Isso parece que está sempre a acontecer.
Sim! [Risos]. Fiz os figurinos, mas não foi fácil. Recebíamos os guiões cinco dias antes de começarem as filmagens. Às vezes recebíamos o guião no próprio dia, e apenas tinha umas quantas páginas. Isso não é o ideal. Na televisão, principalmente nas séries de época, costumam dão-nos o esqueleto da história e, geralmente, os guionistas tentam manter-se dentro desses parâmetros. A partir daí, posso construir guarda-roupas para as personagens principais. Por vezes, temos de construir tudo. Na Carnival foi assim.

Apesar de se passar no início dos anos 30, precisávamos de dez, 15 e, às vezes, 20 cópias por causa das sequências e de ter de filmar em dois sítios diferentes. Era de loucos! Por isso, tínhamos de encontrar uma peça original dos anos 30 e copiá-la. Depois, alguém como a Maria envelhecia-a para que se parecesse exatamente como o original.

A verdade é que a Chrisi tem trabalhado sobretudo em televisão. Como é que acabou numa ópera?
Oh, eu adoro ópera! Comecei na ópera, um dos meus primeiros trabalhos foi para a Ópera de Boston. A Maria também trabalhou para a Ópera de Boston, mas ela é dez anos mais nova do que eu. E o Eyan Candini trabalhou para a Shakespeare Company em Ashland, no Oregon. Temos todos formação no teatro clássico.

Depois da Ópera de Boston, trabalhei para a Ópera de Nova Iorque, que já não existe, e depois passei dois anos na Ópera de Santa Fé. Comecei como aprendiz. Aliás, estava a tentar ser uma aprendiz, mas tornei-me logo cortadora. A pessoa que fazia os moldes adoeceu, então viraram-se para mim e disseram: “Ok, não vais ser mais uma aprendiz. Agora vais ter de ser uma cortadora porque não temos mais ninguém!” [Risos].

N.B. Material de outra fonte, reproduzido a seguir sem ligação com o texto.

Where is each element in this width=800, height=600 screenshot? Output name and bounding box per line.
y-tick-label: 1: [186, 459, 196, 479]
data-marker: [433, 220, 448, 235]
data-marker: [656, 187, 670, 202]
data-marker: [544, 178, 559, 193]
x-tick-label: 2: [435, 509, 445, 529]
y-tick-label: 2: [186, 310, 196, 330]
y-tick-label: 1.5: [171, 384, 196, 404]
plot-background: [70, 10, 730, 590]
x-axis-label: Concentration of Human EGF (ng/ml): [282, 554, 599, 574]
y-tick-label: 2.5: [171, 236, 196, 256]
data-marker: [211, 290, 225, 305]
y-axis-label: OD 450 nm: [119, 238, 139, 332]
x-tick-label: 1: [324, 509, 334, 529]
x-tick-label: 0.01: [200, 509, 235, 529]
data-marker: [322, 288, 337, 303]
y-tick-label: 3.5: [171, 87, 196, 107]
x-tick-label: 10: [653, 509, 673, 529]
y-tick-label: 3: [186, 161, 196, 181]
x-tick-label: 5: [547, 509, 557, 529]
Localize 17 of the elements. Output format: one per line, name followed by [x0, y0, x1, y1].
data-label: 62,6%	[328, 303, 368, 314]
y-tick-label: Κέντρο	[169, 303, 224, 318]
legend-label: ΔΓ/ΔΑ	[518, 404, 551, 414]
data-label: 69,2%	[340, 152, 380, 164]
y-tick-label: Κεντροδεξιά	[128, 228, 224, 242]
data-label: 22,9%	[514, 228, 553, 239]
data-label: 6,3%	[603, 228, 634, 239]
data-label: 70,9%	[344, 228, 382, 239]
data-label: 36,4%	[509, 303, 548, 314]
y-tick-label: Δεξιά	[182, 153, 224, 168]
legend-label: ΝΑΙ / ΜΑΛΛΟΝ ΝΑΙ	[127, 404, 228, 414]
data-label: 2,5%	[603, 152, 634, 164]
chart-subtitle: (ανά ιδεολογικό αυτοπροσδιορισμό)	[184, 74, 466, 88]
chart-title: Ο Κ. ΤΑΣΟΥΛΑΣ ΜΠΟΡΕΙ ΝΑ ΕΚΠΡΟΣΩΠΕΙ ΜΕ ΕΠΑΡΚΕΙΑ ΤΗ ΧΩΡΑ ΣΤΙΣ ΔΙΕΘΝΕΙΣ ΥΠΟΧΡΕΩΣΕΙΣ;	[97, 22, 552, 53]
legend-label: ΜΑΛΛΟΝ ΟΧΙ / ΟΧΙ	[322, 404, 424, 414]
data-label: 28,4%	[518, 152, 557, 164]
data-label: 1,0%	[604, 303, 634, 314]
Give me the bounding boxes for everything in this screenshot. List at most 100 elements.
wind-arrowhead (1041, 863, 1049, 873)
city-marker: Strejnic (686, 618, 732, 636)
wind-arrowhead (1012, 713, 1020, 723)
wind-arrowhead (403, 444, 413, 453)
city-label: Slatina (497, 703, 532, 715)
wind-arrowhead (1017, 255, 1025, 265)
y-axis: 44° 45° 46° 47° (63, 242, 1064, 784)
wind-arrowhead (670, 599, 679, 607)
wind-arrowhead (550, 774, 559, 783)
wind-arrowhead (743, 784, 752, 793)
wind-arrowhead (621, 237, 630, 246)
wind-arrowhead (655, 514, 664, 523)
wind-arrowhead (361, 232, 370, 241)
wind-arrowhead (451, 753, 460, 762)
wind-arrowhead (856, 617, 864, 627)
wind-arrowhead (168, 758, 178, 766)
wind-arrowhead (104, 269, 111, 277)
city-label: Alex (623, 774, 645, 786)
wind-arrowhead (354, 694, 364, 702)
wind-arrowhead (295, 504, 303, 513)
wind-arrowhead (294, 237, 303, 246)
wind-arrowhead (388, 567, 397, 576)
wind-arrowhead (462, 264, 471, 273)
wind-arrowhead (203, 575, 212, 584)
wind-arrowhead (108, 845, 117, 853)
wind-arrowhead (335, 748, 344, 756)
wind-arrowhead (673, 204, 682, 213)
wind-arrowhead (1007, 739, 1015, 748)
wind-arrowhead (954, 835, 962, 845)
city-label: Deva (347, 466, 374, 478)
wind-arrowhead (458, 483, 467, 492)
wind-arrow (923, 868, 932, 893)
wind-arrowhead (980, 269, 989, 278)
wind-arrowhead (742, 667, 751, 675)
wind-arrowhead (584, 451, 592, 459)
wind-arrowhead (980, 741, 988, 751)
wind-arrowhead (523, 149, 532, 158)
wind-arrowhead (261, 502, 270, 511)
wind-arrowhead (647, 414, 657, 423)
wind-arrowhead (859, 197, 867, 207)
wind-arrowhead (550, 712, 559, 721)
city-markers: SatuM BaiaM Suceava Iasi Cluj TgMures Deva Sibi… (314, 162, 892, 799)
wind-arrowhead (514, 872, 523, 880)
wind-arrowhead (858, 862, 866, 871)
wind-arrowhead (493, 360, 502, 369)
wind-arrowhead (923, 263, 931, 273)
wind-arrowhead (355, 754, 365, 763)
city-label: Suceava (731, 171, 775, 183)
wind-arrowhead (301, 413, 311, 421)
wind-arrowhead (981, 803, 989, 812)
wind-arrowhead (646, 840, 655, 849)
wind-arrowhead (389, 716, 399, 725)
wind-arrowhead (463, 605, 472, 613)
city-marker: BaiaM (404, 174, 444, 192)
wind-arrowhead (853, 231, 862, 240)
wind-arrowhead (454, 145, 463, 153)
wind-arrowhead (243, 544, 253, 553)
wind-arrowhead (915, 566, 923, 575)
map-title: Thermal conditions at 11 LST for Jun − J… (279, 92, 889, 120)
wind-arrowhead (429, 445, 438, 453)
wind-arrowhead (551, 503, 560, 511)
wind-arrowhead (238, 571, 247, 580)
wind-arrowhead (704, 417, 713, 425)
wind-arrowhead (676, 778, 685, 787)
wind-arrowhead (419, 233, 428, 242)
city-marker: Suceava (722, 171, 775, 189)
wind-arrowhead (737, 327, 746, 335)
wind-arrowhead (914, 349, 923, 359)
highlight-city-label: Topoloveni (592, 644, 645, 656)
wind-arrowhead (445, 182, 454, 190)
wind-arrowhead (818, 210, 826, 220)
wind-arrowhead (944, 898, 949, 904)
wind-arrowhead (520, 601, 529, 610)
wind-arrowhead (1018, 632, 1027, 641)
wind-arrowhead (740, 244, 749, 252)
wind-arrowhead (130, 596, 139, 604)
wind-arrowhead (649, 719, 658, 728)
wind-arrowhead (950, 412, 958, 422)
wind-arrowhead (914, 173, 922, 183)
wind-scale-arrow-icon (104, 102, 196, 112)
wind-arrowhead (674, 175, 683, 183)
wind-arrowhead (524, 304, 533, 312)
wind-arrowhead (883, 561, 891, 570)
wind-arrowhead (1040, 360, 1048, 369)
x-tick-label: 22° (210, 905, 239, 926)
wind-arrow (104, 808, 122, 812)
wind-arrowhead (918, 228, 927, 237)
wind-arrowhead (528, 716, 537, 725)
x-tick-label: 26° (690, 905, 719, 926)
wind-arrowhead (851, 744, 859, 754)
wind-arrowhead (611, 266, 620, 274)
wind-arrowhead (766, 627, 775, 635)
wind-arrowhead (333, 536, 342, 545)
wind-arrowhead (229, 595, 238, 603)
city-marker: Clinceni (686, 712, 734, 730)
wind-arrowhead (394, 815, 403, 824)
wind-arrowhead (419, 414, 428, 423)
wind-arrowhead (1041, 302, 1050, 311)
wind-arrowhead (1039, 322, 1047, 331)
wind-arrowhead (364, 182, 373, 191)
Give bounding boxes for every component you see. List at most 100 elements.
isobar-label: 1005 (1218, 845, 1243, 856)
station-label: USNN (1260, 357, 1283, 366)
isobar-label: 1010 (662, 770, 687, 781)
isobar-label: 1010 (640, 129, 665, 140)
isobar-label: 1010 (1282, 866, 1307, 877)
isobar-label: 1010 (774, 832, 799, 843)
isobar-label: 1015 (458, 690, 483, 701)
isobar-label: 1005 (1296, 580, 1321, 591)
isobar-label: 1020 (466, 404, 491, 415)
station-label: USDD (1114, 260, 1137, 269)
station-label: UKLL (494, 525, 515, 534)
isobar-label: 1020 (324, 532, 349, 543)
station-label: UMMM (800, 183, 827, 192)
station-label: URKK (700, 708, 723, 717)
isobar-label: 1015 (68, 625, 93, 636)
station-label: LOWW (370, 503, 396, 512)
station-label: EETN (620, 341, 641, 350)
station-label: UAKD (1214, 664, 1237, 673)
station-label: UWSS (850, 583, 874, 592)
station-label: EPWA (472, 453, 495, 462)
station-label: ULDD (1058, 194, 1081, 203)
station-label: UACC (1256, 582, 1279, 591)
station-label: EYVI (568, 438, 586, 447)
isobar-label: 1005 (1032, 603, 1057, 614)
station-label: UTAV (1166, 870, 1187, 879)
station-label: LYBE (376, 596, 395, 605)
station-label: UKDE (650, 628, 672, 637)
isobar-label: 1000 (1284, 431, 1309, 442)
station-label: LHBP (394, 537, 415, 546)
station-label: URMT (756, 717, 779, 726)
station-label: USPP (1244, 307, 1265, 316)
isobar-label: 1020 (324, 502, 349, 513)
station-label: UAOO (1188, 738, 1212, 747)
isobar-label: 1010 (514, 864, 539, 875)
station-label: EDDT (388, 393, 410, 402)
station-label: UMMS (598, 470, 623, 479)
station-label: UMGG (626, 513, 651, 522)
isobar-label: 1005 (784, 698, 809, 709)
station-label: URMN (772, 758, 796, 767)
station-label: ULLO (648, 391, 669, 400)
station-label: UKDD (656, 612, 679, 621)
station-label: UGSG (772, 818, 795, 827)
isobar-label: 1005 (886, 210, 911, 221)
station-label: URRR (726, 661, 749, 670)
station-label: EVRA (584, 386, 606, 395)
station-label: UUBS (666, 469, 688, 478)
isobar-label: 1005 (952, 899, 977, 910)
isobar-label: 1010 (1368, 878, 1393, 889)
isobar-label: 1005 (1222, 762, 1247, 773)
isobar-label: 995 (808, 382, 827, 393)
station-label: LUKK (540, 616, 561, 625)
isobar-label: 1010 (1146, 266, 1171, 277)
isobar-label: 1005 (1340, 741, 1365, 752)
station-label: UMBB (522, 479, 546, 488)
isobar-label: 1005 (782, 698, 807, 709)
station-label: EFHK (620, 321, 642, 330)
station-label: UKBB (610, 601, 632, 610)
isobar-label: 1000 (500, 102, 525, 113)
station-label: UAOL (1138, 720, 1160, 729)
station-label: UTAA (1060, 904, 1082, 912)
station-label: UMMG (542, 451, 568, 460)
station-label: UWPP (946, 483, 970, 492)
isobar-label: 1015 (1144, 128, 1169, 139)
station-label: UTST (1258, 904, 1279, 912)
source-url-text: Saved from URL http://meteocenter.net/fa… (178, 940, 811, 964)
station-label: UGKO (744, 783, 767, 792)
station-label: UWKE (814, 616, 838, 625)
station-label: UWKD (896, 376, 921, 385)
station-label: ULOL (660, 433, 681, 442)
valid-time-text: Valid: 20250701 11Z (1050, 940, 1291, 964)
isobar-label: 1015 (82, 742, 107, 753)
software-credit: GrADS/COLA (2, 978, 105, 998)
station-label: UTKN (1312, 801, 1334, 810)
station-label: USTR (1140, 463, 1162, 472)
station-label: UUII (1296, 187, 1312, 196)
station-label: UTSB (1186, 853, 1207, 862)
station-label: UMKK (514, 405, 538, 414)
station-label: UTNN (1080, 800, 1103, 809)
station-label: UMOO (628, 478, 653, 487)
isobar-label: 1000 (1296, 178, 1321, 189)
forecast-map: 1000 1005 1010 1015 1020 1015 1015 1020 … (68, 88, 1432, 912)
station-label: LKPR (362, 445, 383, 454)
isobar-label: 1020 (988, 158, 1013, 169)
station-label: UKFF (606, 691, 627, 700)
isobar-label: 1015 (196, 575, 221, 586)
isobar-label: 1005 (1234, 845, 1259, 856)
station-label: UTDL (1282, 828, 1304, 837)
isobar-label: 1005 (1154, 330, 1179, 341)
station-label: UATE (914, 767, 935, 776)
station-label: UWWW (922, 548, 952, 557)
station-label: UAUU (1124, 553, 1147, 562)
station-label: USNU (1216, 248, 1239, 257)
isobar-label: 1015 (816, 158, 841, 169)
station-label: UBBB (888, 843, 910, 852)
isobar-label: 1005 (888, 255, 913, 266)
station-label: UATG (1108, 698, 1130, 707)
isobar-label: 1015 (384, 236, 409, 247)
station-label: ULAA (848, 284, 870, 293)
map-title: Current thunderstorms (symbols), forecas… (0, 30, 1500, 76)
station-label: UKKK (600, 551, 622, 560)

Mas adoro ópera. Sempre achei que ia fazer ópera profissionalmente, mas estudei durante 12 anos, na escola e na faculdade, e os empréstimos para estudantes eram muito altos. Não tive outra alternativa — tive de fazer televisão para pagar os meus empréstimos. Agora estou numa posição financeira que me permite encontrar um equilíbrio entre televisão e ópera. Então, aqui estou.